Obwohl ich es nicht will, kann ich mir ein Lachen nicht verkneifen. »Sie wird ihr Beinchen nicht an deinem Baum heben, weil wir Weihnachten zu Hause feiern«, sage ich dann aber trotzig und hoffe, dass die Diskussion damit beendet ist.

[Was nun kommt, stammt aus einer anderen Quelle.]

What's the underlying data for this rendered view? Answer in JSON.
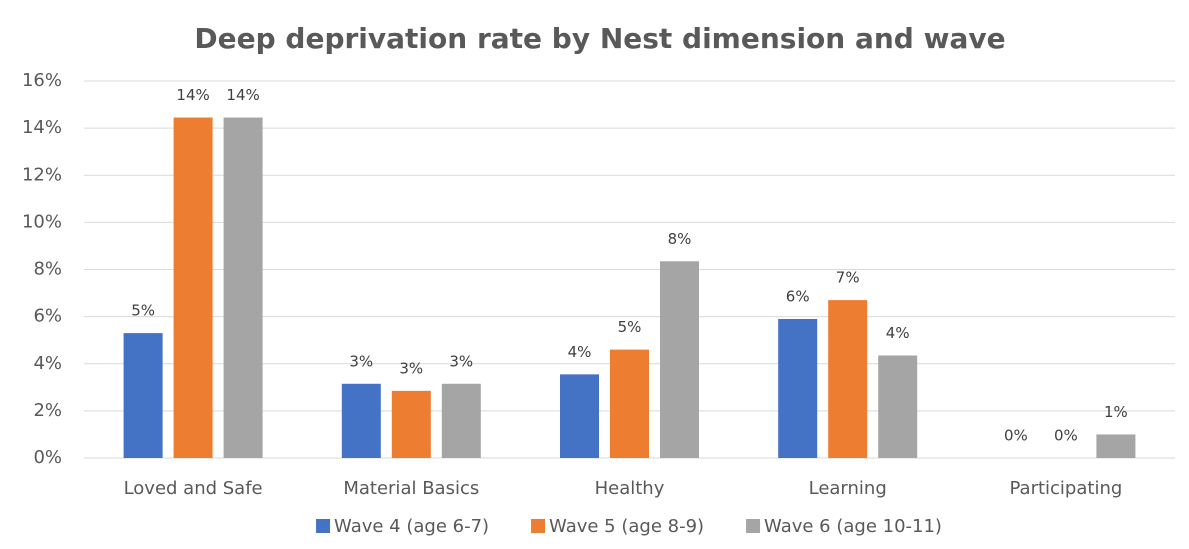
{
  "chart_data": {
    "type": "bar",
    "title": "Deep deprivation rate by Nest dimension and wave",
    "categories": [
      "Loved and Safe",
      "Material Basics",
      "Healthy",
      "Learning",
      "Participating"
    ],
    "series": [
      {
        "name": "Wave 4 (age 6-7)",
        "color": "#4472c4",
        "values": [
          5.3,
          3.15,
          3.55,
          5.9,
          0
        ],
        "value_labels": [
          "5%",
          "3%",
          "4%",
          "6%",
          "0%"
        ]
      },
      {
        "name": "Wave 5 (age 8-9)",
        "color": "#ed7d31",
        "values": [
          14.45,
          2.85,
          4.6,
          6.7,
          0
        ],
        "value_labels": [
          "14%",
          "3%",
          "5%",
          "7%",
          "0%"
        ]
      },
      {
        "name": "Wave 6 (age 10-11)",
        "color": "#a5a5a5",
        "values": [
          14.45,
          3.15,
          8.35,
          4.35,
          1.0
        ],
        "value_labels": [
          "14%",
          "3%",
          "8%",
          "4%",
          "1%"
        ]
      }
    ],
    "ylim": [
      0,
      16
    ],
    "yticks": [
      {
        "value": 0,
        "label": "0%"
      },
      {
        "value": 2,
        "label": "2%"
      },
      {
        "value": 4,
        "label": "4%"
      },
      {
        "value": 6,
        "label": "6%"
      },
      {
        "value": 8,
        "label": "8%"
      },
      {
        "value": 10,
        "label": "10%"
      },
      {
        "value": 12,
        "label": "12%"
      },
      {
        "value": 14,
        "label": "14%"
      },
      {
        "value": 16,
        "label": "16%"
      }
    ],
    "grid": true,
    "legend": "bottom"
  }
}
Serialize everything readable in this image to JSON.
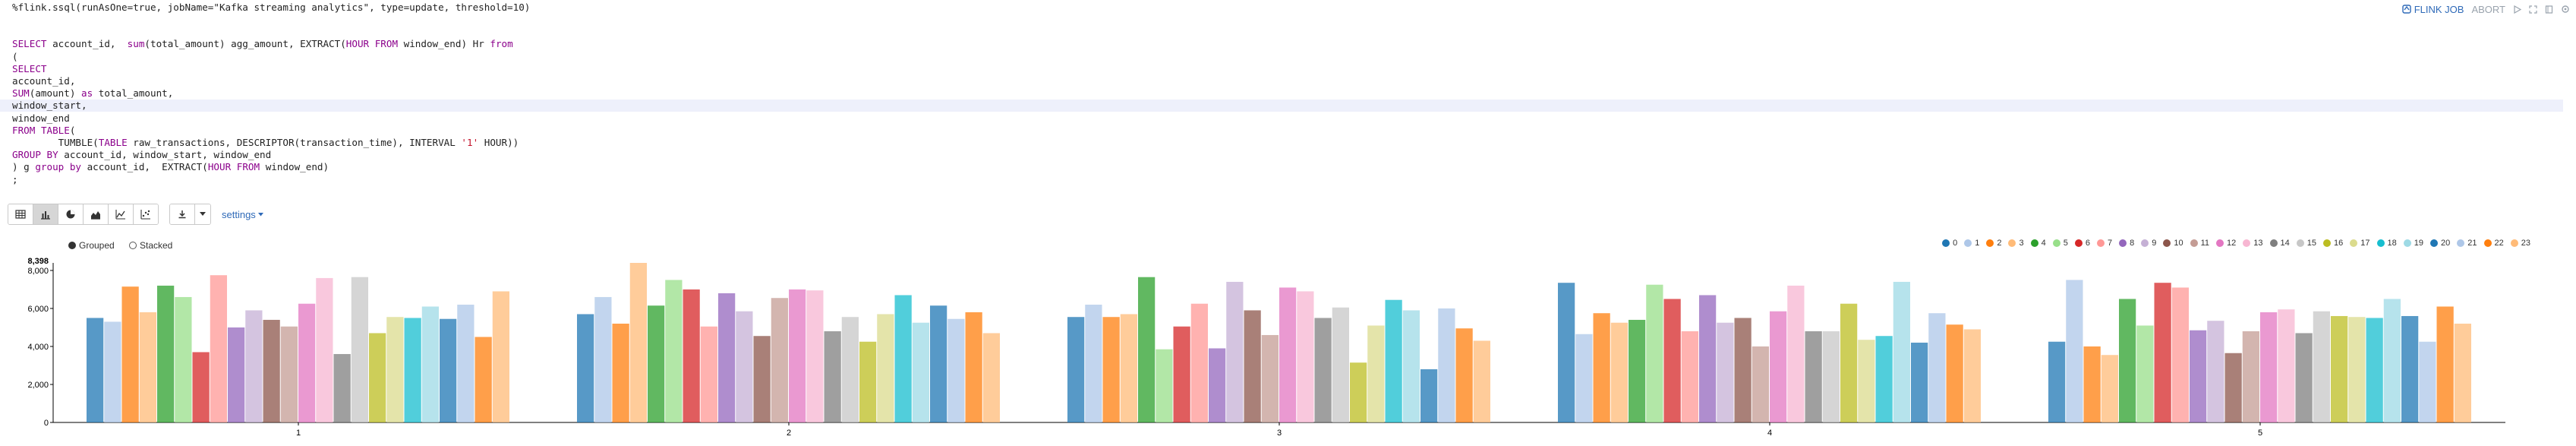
{
  "paragraph": {
    "directive": "%flink.ssql(runAsOne=true, jobName=\"Kafka streaming analytics\", type=update, threshold=10)",
    "actions": {
      "flink_job": "FLINK JOB",
      "abort": "ABORT"
    }
  },
  "code": [
    {
      "type": "blank"
    },
    {
      "type": "blank"
    },
    {
      "type": "line",
      "tokens": [
        {
          "t": "SELECT",
          "k": "kw"
        },
        {
          "t": " account_id,  "
        },
        {
          "t": "sum",
          "k": "kw"
        },
        {
          "t": "(total_amount) agg_amount, EXTRACT("
        },
        {
          "t": "HOUR",
          "k": "kw"
        },
        {
          "t": " "
        },
        {
          "t": "FROM",
          "k": "kw"
        },
        {
          "t": " window_end) Hr "
        },
        {
          "t": "from",
          "k": "kw"
        }
      ]
    },
    {
      "type": "line",
      "tokens": [
        {
          "t": "("
        }
      ]
    },
    {
      "type": "line",
      "tokens": [
        {
          "t": "SELECT",
          "k": "kw"
        }
      ]
    },
    {
      "type": "line",
      "tokens": [
        {
          "t": "account_id,"
        }
      ]
    },
    {
      "type": "line",
      "tokens": [
        {
          "t": "SUM",
          "k": "kw"
        },
        {
          "t": "(amount) "
        },
        {
          "t": "as",
          "k": "kw"
        },
        {
          "t": " total_amount,"
        }
      ]
    },
    {
      "type": "line",
      "hl": true,
      "tokens": [
        {
          "t": "window_start,"
        }
      ]
    },
    {
      "type": "line",
      "tokens": [
        {
          "t": "window_end"
        }
      ]
    },
    {
      "type": "line",
      "tokens": [
        {
          "t": "FROM",
          "k": "kw"
        },
        {
          "t": " "
        },
        {
          "t": "TABLE",
          "k": "kw"
        },
        {
          "t": "("
        }
      ]
    },
    {
      "type": "line",
      "tokens": [
        {
          "t": "        TUMBLE("
        },
        {
          "t": "TABLE",
          "k": "kw"
        },
        {
          "t": " raw_transactions, DESCRIPTOR(transaction_time), INTERVAL "
        },
        {
          "t": "'1'",
          "k": "str"
        },
        {
          "t": " HOUR))"
        }
      ]
    },
    {
      "type": "line",
      "tokens": [
        {
          "t": "GROUP BY",
          "k": "kw"
        },
        {
          "t": " account_id, window_start, window_end"
        }
      ]
    },
    {
      "type": "line",
      "tokens": [
        {
          "t": ") g "
        },
        {
          "t": "group by",
          "k": "kw"
        },
        {
          "t": " account_id,  EXTRACT("
        },
        {
          "t": "HOUR",
          "k": "kw"
        },
        {
          "t": " "
        },
        {
          "t": "FROM",
          "k": "kw"
        },
        {
          "t": " window_end)"
        }
      ]
    },
    {
      "type": "line",
      "tokens": [
        {
          "t": ";"
        }
      ]
    }
  ],
  "toolbar": {
    "view_buttons": [
      {
        "name": "table-view-button",
        "icon": "table-icon"
      },
      {
        "name": "bar-chart-view-button",
        "icon": "bar-chart-icon",
        "active": true
      },
      {
        "name": "pie-chart-view-button",
        "icon": "pie-chart-icon"
      },
      {
        "name": "area-chart-view-button",
        "icon": "area-chart-icon"
      },
      {
        "name": "line-chart-view-button",
        "icon": "line-chart-icon"
      },
      {
        "name": "scatter-chart-view-button",
        "icon": "scatter-chart-icon"
      }
    ],
    "download_icon": "download-icon",
    "settings_label": "settings"
  },
  "chart_controls": {
    "grouped_label": "Grouped",
    "stacked_label": "Stacked",
    "selected": "grouped"
  },
  "chart_data": {
    "type": "bar",
    "categories": [
      "1",
      "2",
      "3",
      "4",
      "5"
    ],
    "ylim": [
      0,
      8398
    ],
    "yticks": [
      "0",
      "2,000",
      "4,000",
      "6,000",
      "8,000"
    ],
    "ymax_label": "8,398",
    "colors": [
      "#1f77b4",
      "#aec7e8",
      "#ff7f0e",
      "#ffbb78",
      "#2ca02c",
      "#98df8a",
      "#d62728",
      "#ff9896",
      "#9467bd",
      "#c5b0d5",
      "#8c564b",
      "#c49c94",
      "#e377c2",
      "#f7b6d2",
      "#7f7f7f",
      "#c7c7c7",
      "#bcbd22",
      "#dbdb8d",
      "#17becf",
      "#9edae5",
      "#1f77b4",
      "#aec7e8",
      "#ff7f0e",
      "#ffbb78"
    ],
    "series": [
      {
        "name": "0",
        "values": [
          5500,
          5700,
          5550,
          7350,
          4250
        ]
      },
      {
        "name": "1",
        "values": [
          5300,
          6600,
          6200,
          4650,
          7500
        ]
      },
      {
        "name": "2",
        "values": [
          7150,
          5200,
          5550,
          5750,
          4000
        ]
      },
      {
        "name": "3",
        "values": [
          5800,
          8398,
          5700,
          5250,
          3550
        ]
      },
      {
        "name": "4",
        "values": [
          7200,
          6150,
          7650,
          5400,
          6500
        ]
      },
      {
        "name": "5",
        "values": [
          6600,
          7500,
          3850,
          7250,
          5100
        ]
      },
      {
        "name": "6",
        "values": [
          3700,
          7000,
          5050,
          6500,
          7350
        ]
      },
      {
        "name": "7",
        "values": [
          7750,
          5050,
          6250,
          4800,
          7100
        ]
      },
      {
        "name": "8",
        "values": [
          5000,
          6800,
          3900,
          6700,
          4850
        ]
      },
      {
        "name": "9",
        "values": [
          5900,
          5850,
          7400,
          5250,
          5350
        ]
      },
      {
        "name": "10",
        "values": [
          5400,
          4550,
          5900,
          5500,
          3650
        ]
      },
      {
        "name": "11",
        "values": [
          5050,
          6550,
          4600,
          4000,
          4800
        ]
      },
      {
        "name": "12",
        "values": [
          6250,
          7000,
          7100,
          5850,
          5800
        ]
      },
      {
        "name": "13",
        "values": [
          7600,
          6950,
          6900,
          7200,
          5950
        ]
      },
      {
        "name": "14",
        "values": [
          3600,
          4800,
          5500,
          4800,
          4700
        ]
      },
      {
        "name": "15",
        "values": [
          7650,
          5550,
          6050,
          4800,
          5850
        ]
      },
      {
        "name": "16",
        "values": [
          4700,
          4250,
          3150,
          6250,
          5600
        ]
      },
      {
        "name": "17",
        "values": [
          5550,
          5700,
          5100,
          4350,
          5550
        ]
      },
      {
        "name": "18",
        "values": [
          5500,
          6700,
          6450,
          4550,
          5500
        ]
      },
      {
        "name": "19",
        "values": [
          6100,
          5250,
          5900,
          7400,
          6500
        ]
      },
      {
        "name": "20",
        "values": [
          5450,
          6150,
          2800,
          4200,
          5600
        ]
      },
      {
        "name": "21",
        "values": [
          6200,
          5450,
          6000,
          5750,
          4250
        ]
      },
      {
        "name": "22",
        "values": [
          4500,
          5800,
          4950,
          5150,
          6100
        ]
      },
      {
        "name": "23",
        "values": [
          6900,
          4700,
          4300,
          4900,
          5200
        ]
      }
    ]
  }
}
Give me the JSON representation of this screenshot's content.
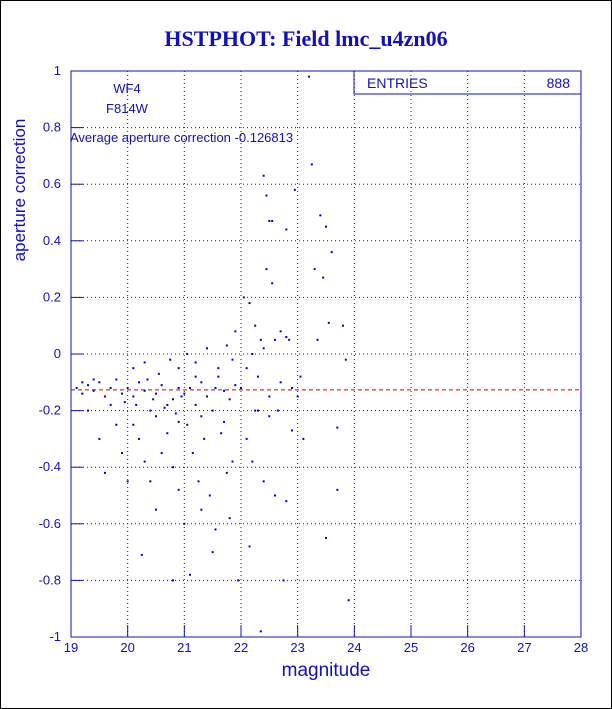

»Wie du meinst, Lucy. Du bist jederzeit willkommen. Denk drüber nach.«

Ich nicke, aber Rose hat gerade ihre Mütze so tief ins Gesicht gezogen, dass sie mich kaum noch sehen kann.

»Frohe Weihnachten.«

»Frohe Weihnachten, Lucy.« Rose nimmt mich in den Arm und drückt mich mütterlich an ihre Brust, bevor wir in verschiedene Richtungen nach Hause gehen. Spontan entscheide ich mich gegen die U-Bahn und beschließe, die zwanzig Minuten bis zu meiner Wohnung zu laufen. Denn auch wenn ich mich nach außen hin unbeeindruckt von dem ganzen Festtagstrubel zeige, tief in meinem Inneren sehne ich mich danach, endlich wieder ein friedliches und glückliches Weihnachten feiern zu können. Deshalb schlendere ich an den verspielt dekorierten Schaufenstern vorbei und lasse mich von dem Lichterglanz verzaubern. Die Atmosphäre zu dieser Jahreszeit ist ganz besonders in dieser Stadt, die nie schläft. Meiner Meinung nach fängt keine andere Stadt der Welt diese festliche Stimmung besser ein als New York City. Hinter jeder Ecke scheint es zu glitzern und zu funkeln und stimmungsvolle Musik dringt leise aus verschiedenen Lautsprechern.

Wie fast jedes Mal, wenn ich am Winter Village im Bryant Park vorbeikomme, kann ich dem himmlischen Duftpotpourri nicht widerstehen und kaufe mir eine Tüte der leckersten gebrannten Mandeln der ganzen Stadt. Genussvoll stecke ich mir eine in den Mund und stöhne unwillkürlich vor Wohlbehagen auf, während ich einen Moment lang den kunstvollen Pirouetten der Eisläufer zusehe. Die restlichen Mandeln packe ich schließlich in meine Manteltasche, damit ich sie in Ruhe zu Hause mit einer Tasse heißer Schokolade genießen kann. Die habe ich auch bitter nötig, denn ich bin bis auf die Knochen durchgefroren, als ich endlich meine Straße erreiche.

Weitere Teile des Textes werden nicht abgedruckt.